You should start with: - Getting Started - Using the GUI - Import / Export

Developers

You want to: - Understand the architecture - Extend serializers or persistence - Reuse the outline model in another tool - Test UI logic without running a GUI loop

You should start with: - Architecture Overview - Application API - Domain Model - Testing Strategy

Getting started (users)

Install and run

python -m venv .venv
source .venv/bin/activate
pip install -r requirements.txt
python -m outline_tool.presentation.gui.toga_app

The application runs fully offline and stores data locally.

Core concepts

Outline document

An outline document consists of: - A single root node - Arbitrarily nested child nodes - Stable node IDs - Optional collapsed/expanded state

The document is always treated as a tree, not a list.

Node operations

Supported operations: - Add node - Rename node - Delete node (with subtree) - Reorder nodes (planned) - Collapse / expand (persisted)

All operations are routed through application use cases, not performed directly on the model.

GUI overview

The GUI is implemented using Toga and follows MVC strictly:

  • View: Renders the document tree and collects user input
  • Controller: Coordinates actions and state
  • Model: Pure domain objects

Key properties: - Tree-based document view - Explicit node selection - Keyboard shortcuts - Confirmation dialogs for destructive actions

The GUI contains no business logic.

Import and export formats

The Outline Tool supports the following formats:

Format Extension(s)
JSON .json
YAML .yaml, .yml
Markdown .md
Plaintext .txt
OPML .opml

All serializers guarantee: - Schema-valid payloads - Safe round-tripping - No silent data loss

Serializers live in:

outline_tool.infrastructure.serializers

Architecture overview (developers)

The application is structured into explicit layers:

Domain
  ↓
Application (use cases + DTOs)
  ↓
Infrastructure (repos, serializers)
  ↓
Presentation (GUI / CLI)

Domain

  • OutlineDocument
  • OutlineNode
  • Tree invariants and rules

No persistence.
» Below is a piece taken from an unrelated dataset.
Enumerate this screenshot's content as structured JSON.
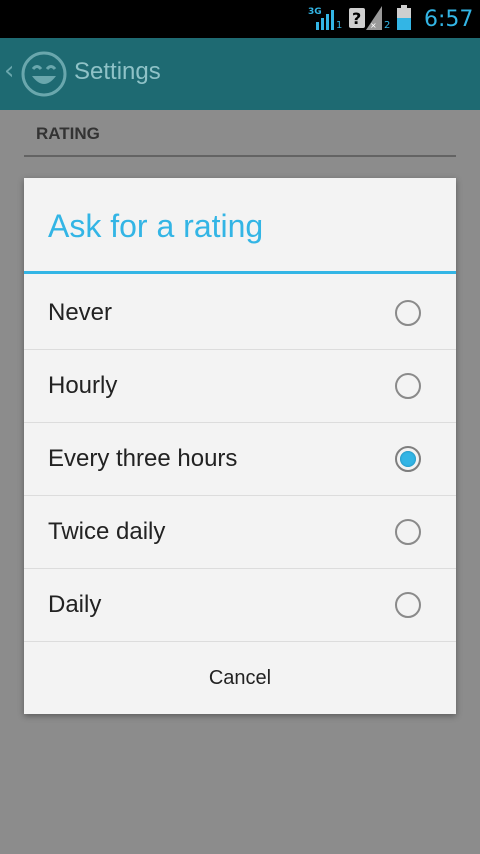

No UI. No side effects.

Application

  • Command-style use cases (AddNode, RenameNode, etc.)
  • Request/response DTOs
  • Repository and serializer ports

Infrastructure

  • In-memory and filesystem repositories
  • Format adapters (OPML, Markdown, YAML, etc.)

Presentation

  • GUI controllers and views
  • Optional CLI interface
  • No direct access to domain mutation

Application API (high level)

Most operations are expressed as use cases:

AddNode(AddNodeRequest)
RenameNode(RenameNodeRequest)
DeleteNode(DeleteNodeRequest)
CreateDocument(CreateDocumentRequest)
SaveDocument(SaveDocumentRequest)

Controllers act as coordinators between: - View input - Use cases - Repository updates - View rendering

This makes controller-level testing straightforward and fast.

Testing philosophy

Testing is deliberate and layered:

  • Domain tests: tree behavior and invariants
  • Serializer tests: round-trip integrity
  • Repository tests: persistence semantics
  • Controller tests: UI logic with fake views
  • View tests: rendering and callbacks only

The GUI event loop is never required for tests.

Run everything with:

pytest

Where to go next

  • User Guide
  • Creating outlines
  • Keyboard shortcuts
  • Import/export workflows

  • Developer Guide

  • Domain model reference
  • Writing serializers
  • Adding persistence backends
  • Extending the GUI

  • Design Notes

  • software-design.md
  • Mermaid diagrams in docs/mermaid/

Design stance

This project favors: - Explicitness over cleverness - Boring patterns over novelty - Testability over convenience - Local data over services

If that sounds reasonable, you’re in the right place.